Passion for career development
Now the CEO of Hilton, Nassetta said it’s been one of his top goals from day one to enable all the employees at all of his company’s hotels to succeed to their highest potential. He said his memories of being a young person working in the hotel industry make him want to empower the young adults in the industry today.
“One of the things I love most about this business is the impact it has on young people,” he said. “That’s one of the things I’m most focused on.”
Nassetta, a father of six daughters, also serves on the board of the International Youth Foundation.
He said he recently gave one of his company’s interns career advice, which included finding some aspect of the work to be passionate about and taking pride in having “a great work ethic and humility.” He said one of the most important factors to foster young talent is to create a culture of support.
“You have to make sure whatever you’re doing, you find a place that is a nurturing, good environment from a cultural point of view,” he said. “It needs to be an environment where people invest in you, and where if you work hard and intelligently and work well as a part of your team, that organization and that company invest back in you. If you flub something in a great environment that invests in you, amazing things can happen.”
He said ultimately it’s about passing on goodwill to younger hoteliers.
“I’ve been exceptionally fortunate, and obviously I’ve had great mentors and good fortune,” Nassetta said. “One thing I love about our business and what we’re doing is giving that back and passing that along for another generation or two or three or four. I think it’s about making sure we as an industry and Hilton as a company continue to focus on giving to the next generation. If anything, I think my story is a good testimonial to the opportunities … and what’s really possible in this business and what I love about it.”
Holding on to lessons
Nassetta’s path in the hotel industry was far from a straight line from the Holiday Inn Capitol Hill to the top job at Hilton. After graduating from college, Nassetta worked in various roles focused broadly on real estate and development, including with a firm he co-founded in 1991 called Bailey Capital Corporation.

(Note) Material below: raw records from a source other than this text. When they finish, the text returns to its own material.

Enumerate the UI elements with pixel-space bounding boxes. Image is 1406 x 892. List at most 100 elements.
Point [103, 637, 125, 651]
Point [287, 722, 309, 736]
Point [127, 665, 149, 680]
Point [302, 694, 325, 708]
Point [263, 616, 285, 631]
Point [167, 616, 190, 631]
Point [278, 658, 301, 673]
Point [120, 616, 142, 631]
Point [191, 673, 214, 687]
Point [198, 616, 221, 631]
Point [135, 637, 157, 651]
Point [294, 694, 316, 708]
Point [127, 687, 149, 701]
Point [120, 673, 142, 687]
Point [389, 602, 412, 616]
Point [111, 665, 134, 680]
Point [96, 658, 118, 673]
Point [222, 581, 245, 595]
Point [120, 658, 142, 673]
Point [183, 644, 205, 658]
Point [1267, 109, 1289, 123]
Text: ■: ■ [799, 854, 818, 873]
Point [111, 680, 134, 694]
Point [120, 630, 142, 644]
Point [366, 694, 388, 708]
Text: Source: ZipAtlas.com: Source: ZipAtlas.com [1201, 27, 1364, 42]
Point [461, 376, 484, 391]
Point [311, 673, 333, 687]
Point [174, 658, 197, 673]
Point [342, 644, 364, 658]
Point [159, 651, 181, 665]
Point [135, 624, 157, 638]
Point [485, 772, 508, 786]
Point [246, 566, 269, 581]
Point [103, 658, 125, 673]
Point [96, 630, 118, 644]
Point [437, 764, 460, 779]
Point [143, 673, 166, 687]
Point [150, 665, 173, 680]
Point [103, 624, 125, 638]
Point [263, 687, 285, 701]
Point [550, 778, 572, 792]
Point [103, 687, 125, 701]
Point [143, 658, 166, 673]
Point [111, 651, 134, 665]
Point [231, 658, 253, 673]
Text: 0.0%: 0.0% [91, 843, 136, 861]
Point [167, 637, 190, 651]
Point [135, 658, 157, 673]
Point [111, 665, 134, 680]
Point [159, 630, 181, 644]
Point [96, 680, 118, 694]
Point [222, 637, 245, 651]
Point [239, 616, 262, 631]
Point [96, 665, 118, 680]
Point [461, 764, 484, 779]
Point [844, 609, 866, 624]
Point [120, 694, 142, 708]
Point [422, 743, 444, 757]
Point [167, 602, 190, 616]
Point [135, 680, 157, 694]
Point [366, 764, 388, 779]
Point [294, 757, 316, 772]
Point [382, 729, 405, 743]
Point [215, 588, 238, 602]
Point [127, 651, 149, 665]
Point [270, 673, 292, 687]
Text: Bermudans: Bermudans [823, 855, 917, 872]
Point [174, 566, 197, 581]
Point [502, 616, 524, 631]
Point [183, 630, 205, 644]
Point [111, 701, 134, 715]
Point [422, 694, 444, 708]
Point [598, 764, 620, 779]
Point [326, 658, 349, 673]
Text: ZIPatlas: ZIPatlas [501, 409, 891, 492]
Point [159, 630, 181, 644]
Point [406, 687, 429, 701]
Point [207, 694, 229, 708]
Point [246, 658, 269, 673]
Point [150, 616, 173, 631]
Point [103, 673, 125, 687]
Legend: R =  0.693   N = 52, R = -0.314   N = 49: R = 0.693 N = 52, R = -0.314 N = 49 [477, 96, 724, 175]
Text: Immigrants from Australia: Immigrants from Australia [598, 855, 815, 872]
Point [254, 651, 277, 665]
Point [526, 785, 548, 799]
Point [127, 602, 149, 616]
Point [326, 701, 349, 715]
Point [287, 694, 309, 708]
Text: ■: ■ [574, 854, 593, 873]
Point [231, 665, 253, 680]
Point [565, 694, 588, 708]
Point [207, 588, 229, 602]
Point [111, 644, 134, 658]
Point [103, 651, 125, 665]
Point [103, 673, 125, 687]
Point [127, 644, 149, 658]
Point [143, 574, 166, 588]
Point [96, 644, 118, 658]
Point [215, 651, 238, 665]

That eventually evolved into a role as EVP at Host Hotels & Resorts in 1995. Nassetta took over as CEO of that company in 1997 and held that position until he took over as chief executive at Hilton in 2007.
From the very beginning in his role at Hilton, Nassetta has made it a priority for senior staff members to get property-level experience on a regular basis. That led to the creation of an “immersion program.”
“All of our senior management have to work for a week in the back of house,” he said. “I kicked off that program. I didn’t get to go to the Holiday Inn, but I went to the Capital Hilton, which is not that far away, and I asked to be assigned to engineering. When I left, they gave me a golden plunger.”